Whether or not the petition even gets close to the necessary signatures is irrelevant. This is strictly a marketing ploy that’s taken on a life of its own. Major news outlets ranging from Time and Fox News have written stories about the campaign, which Anheuser-Busch is supporting with major ad buys. In addition to a 90-second commercial, the company created digital ads for websites such as ESPN.com and MLB.com. Anheuser-Busch brand Budweiser has been MLB’s official beer for more than three decades, and the company owns naming rights to Busch Stadium in St. Louis.
Alcohol at College Sports
The trend is starting to gain steam. More and more colleges are beginning to offer alcohol at sporting events. The latest school – and easily the biggest one of all – is the University of Texas, which will begin selling beer and wine at Longhorn sporting events this spring. School officials are using the less attended spring events as a test before rolling out alcohol sales at football games this coming fall. UT becomes the sixth school in the state to sell alcohol at sporting events.
Texas isn’t the only college making alcohol-related news in recent weeks. The University of Minnesota is hoping to continue alcohol sales at home football games after concluding what administrators consider a successful two-year experiment.
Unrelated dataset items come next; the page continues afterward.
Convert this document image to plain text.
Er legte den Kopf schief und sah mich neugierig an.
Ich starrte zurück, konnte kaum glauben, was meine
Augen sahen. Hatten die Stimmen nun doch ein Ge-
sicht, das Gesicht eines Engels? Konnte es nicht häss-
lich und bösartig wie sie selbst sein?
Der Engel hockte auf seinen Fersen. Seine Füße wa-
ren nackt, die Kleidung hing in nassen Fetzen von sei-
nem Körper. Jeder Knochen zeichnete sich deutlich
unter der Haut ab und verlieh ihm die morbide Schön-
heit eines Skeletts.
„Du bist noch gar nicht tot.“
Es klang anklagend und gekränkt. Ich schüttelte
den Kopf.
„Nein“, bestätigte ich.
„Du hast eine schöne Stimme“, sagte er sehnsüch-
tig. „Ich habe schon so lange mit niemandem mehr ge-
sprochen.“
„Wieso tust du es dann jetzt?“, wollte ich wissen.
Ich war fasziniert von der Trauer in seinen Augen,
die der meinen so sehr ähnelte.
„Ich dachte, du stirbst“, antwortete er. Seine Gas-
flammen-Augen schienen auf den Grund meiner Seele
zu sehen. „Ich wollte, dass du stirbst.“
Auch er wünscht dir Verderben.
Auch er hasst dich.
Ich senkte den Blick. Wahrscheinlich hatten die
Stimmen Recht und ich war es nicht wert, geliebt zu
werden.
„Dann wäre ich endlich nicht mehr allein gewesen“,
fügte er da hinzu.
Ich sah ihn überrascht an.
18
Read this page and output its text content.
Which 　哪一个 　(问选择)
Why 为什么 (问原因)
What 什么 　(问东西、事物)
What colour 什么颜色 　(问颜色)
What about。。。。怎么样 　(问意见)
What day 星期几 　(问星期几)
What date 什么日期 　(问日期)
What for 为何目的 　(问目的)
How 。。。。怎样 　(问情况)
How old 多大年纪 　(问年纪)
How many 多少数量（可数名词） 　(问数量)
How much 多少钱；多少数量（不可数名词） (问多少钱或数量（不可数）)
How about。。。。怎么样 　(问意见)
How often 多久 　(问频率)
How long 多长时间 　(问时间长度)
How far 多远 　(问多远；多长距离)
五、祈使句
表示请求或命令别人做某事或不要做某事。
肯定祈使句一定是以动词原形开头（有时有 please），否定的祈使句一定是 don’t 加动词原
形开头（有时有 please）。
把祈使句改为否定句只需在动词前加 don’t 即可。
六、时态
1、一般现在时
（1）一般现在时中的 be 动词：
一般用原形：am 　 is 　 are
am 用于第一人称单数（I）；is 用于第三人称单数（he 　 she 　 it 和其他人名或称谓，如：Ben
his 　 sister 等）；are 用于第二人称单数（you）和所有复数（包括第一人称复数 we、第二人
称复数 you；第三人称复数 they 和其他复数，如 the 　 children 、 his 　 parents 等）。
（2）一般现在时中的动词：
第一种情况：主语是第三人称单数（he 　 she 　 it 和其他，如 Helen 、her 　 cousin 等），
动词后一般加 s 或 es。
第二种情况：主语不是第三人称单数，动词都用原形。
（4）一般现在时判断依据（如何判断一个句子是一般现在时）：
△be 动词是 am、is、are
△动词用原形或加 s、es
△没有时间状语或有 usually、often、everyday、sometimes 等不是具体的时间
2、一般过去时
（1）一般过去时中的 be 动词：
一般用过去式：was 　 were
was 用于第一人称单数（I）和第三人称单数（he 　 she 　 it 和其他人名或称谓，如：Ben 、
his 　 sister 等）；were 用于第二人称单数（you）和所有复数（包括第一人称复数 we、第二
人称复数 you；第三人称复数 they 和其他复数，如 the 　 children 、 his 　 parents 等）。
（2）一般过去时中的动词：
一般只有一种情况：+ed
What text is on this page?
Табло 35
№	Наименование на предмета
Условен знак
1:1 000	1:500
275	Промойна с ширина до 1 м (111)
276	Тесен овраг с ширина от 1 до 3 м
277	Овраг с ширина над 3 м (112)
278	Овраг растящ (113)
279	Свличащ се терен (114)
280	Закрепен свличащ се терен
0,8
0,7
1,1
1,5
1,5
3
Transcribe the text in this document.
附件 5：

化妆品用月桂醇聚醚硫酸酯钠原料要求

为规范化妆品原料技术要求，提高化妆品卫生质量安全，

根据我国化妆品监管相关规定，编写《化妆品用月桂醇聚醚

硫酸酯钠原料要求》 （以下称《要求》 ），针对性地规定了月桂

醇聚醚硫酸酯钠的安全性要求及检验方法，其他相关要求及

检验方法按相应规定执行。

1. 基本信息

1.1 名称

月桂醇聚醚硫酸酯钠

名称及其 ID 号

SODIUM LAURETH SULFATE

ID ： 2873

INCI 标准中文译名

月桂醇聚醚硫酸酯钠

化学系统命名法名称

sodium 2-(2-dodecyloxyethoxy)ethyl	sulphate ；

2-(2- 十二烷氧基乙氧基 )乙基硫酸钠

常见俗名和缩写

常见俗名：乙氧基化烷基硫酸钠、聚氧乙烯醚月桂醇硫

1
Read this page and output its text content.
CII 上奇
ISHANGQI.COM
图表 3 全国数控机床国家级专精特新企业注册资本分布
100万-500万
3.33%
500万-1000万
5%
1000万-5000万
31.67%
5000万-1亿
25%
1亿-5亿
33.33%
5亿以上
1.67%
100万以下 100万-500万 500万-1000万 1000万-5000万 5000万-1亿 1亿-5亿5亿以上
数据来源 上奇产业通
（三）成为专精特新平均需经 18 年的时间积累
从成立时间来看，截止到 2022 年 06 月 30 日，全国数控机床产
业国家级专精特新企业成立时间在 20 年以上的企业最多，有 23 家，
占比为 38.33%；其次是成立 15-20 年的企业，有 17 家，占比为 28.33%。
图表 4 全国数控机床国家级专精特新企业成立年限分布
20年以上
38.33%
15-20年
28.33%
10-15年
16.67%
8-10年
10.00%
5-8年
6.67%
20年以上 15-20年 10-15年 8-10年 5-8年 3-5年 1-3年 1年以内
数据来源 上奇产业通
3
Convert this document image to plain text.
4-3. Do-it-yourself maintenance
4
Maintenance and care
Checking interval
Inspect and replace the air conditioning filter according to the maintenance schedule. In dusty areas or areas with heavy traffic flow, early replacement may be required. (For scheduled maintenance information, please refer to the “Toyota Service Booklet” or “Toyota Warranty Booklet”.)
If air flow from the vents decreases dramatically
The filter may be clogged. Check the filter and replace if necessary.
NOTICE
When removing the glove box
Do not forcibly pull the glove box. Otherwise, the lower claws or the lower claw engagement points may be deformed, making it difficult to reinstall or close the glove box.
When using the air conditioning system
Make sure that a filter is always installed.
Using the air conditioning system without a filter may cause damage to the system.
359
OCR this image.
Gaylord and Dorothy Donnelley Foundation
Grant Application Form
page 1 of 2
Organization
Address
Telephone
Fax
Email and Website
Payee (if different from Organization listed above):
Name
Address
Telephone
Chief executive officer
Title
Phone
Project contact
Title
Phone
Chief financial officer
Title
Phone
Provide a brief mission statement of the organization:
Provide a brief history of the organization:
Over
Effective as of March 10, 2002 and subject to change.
The school generated $1 million in beer and wine sales at TCF Bank Stadium last year, and reported no increase in alcohol-related incidents.
Gary Player & Social Media
Golfing icon Gary Player might not be the most likely of people to be active on social media, but the Grand Slam champion is approaching Twitter and Facebook like everything else in his life: to do it, he’s going to do it right. Player is among the most active professional golfers on social media.
Social media is just another way that Player continues to prove that age is just a number. He sees Twitter as a way to reach and engage with fans, journalists, and charities across the world. In fact, not a day goes by when Player isn’t checking the latest news on Twitter and engaging with followers.
Always passionate about growing the game and helping golfers, Player does not shy away from lending his golf advice learned over his professional career that has spanned over 60 years. In addition to golf advice, Player posts countless inspiration, motivational, upbeat and positive quips, photos, and quotes throughout the week. He also makes sure to send out congratulatory tweets to tournament winners each Sunday or Monday.
El Paso’s Booming Downtown
El Paso’s new Minor League Baseball stadium, scheduled to open next month, not only is getting citizens excited for baseball season, it’s also helping generate new business for the city’s downtown. Since the Pacific Coast League El Paso Chihuahuas began construction on the $60 million ballpark last year, businesses have been flocking downtown to capitalize on the excitement. According to the El Paso Downtown Management District, approximately $9.4 million was spent last year just to redevelopment business facades. The new downtown businesses include sports bars and restaurants. The city says it receives multiple calls a day from downtown businesses inquiring how they can best prepare themselves for the changes the ballpark may bring.
New business such as this is why El Paso voters in November 2012 opted to spend $525 million on projects to redevelop their downtown. In addition to the baseball stadium, money was earmarked for a multipurpose arena, zoo renovations and museums. Like they say, it’s all good in El Paso.